Dáil debates

Wednesday, 7 February 2024

Death of Former Taoiseach: Expressions of Sympathy

 

5:05 pm

Photo of Patrick O'DonovanPatrick O'Donovan (Limerick County, Fine Gael) | Oireachtas source

On my behalf and on that of my family and the Fine Gael organisation in County Limerick, I offer sympathy to Finola Bruton, John's children, his sister Mary and our colleague Richard.

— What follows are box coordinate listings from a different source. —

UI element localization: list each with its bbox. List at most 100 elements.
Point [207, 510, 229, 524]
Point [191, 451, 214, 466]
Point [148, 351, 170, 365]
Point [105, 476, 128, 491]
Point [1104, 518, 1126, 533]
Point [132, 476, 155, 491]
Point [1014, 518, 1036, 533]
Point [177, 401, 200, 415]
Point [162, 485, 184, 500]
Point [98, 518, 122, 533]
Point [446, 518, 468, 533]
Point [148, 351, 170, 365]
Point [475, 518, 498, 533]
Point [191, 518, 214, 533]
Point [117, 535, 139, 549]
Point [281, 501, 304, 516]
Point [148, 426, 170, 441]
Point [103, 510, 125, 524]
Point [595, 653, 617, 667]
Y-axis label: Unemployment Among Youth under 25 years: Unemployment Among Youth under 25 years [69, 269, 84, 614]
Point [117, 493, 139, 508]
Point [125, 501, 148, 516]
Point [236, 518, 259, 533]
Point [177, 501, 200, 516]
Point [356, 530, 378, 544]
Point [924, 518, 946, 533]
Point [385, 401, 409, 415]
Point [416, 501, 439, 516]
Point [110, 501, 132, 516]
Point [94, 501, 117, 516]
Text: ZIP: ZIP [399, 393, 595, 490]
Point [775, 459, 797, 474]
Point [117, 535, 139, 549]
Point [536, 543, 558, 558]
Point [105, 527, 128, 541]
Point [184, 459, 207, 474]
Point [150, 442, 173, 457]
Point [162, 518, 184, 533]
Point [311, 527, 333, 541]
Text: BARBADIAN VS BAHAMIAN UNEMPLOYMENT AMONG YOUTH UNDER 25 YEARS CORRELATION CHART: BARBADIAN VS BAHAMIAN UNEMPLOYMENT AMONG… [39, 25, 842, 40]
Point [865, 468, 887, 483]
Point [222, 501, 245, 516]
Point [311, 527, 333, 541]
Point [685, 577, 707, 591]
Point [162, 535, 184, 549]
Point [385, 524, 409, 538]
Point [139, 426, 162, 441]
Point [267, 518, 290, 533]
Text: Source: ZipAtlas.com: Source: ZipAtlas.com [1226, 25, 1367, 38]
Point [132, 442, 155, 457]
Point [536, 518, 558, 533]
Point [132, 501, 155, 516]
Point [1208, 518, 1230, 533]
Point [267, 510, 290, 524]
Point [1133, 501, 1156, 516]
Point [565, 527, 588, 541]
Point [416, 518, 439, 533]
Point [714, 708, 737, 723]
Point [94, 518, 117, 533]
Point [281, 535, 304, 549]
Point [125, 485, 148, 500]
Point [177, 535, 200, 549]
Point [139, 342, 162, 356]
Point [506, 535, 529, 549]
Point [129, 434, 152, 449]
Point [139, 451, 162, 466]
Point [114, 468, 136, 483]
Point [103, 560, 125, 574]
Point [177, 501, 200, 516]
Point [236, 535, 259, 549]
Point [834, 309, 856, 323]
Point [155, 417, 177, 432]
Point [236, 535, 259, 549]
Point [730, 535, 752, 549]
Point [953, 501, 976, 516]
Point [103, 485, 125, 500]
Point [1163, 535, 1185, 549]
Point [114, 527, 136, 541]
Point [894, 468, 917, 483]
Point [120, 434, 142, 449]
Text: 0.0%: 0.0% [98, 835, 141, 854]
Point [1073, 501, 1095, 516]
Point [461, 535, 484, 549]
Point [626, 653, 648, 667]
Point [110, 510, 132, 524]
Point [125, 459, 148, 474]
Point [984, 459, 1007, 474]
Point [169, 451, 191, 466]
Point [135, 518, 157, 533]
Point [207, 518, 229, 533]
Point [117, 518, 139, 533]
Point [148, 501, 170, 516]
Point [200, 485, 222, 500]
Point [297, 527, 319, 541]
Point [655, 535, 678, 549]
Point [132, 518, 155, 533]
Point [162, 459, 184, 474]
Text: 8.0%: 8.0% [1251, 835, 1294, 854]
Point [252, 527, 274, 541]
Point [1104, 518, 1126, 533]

I was struck by Deputy Creed's commentary about the torment our parliamentary party put John Bruton. I joined Fine Gale in the early 1990s, along with people like Deputy Phelan, the Taoiseach, Deputy Denis Naughten and a few others. At a conference in UCD one time, John Bruton said to us "Cause me difficulty", and, by God, we caused him plenty of it. It was a time when young people involved in politics was extremely engaged, to be quite honest. The party had just gone back into government and all of a sudden these young whippersnappers who were in college were causing him, as Taoiseach, and his ministerial colleagues more than their fair share of difficulty. He came to meet us at one stage in UCC because we had had great ideas in the previous couple of months about what difficulty we were going to cause for the party at national level and for the Government. Little did I know these kinds of things would come back to haunt people like me. He took us aside at the time and said, "When I told you to cause me difficulty, I did not quite mean this much difficulty”. However, he meant it in the spirit that it was said. John was somebody who, as many previous speakers have said, advanced the cause of younger people in the party.

I remember attending a function in Limerick in 1995 when he Taoiseach. It was a fundraiser in Adare Manor. I was involved with the party at the time and got an invitation to attend from the Taoiseach's office. I did not even own a suit. It was a huge deal for me. I thought I was going to be seated under the stairs or something like that, but, no, John Bruton insisted the youngest person at the function would be sitting at his table with him.

I have memories of often going into the reading room here, which not too many Members use, in the mornings and often seeing John Bruton reading the papers or going through research he was doing for particular columns he was writing for the following Sunday. Shortly after, I became Minister of State with responsibility for the Office of Public Works. Covid and everything had wound down. We were outside there and he was talking about Grangegorman cemetery. He was fascinating in terms of his knowledge and his total immersion in that part of our history, because he believed it fundamentally. He was so proud of the fact that this was the tradition he came from.

I had huge respect for John. In the most recent referendum campaign, which was difficult for a lot of people, I made an appearance on a particular television show that I have since tried to forget about, but with great difficulty. I received a very nice handwritten letter from John Bruton afterward regarding the referendum on repealing the eighth amendment. He basically stated that people had their own views on that subject, that they were entitled to them and that he respected that. That letter displayed a real sense of collegiality. I never heard a truer word than that from the leader of the Green Party who referred to being liberal but conservative all in the one movement.

The other aspect of John Bruton's leadership that I and people in my part of the world will never forget relates to 1996, when our local garda Jerry McCabe was murdered on the street in Adare. John and Nora Owen provided leadership at the time. The Minister of State from Meath, Deputy Thomas Byrne, was right in what he said about the atrocities in Manchester, Canary Wharf and Adare. John Bruton could have decided to go a different path, but he did not; he stuck with the principle that the pursuit of violence was never going to achieve a political objective on the island of Ireland. These were the politics of Hume, O'Connell, Parnell and people of that great tradition.

John Bruton's legacy is one of somebody who was unswerving in his absolute commitment to constitutional nationalism and Ireland's place in Europe. For that, we all owe him a massive debt of gratitude, especially those who were of a younger age when he was in his stride. I was explaining to my mother yesterday that John Bruton had passed away and she summed it up when she said, "The Lord have mercy on him. A nice man".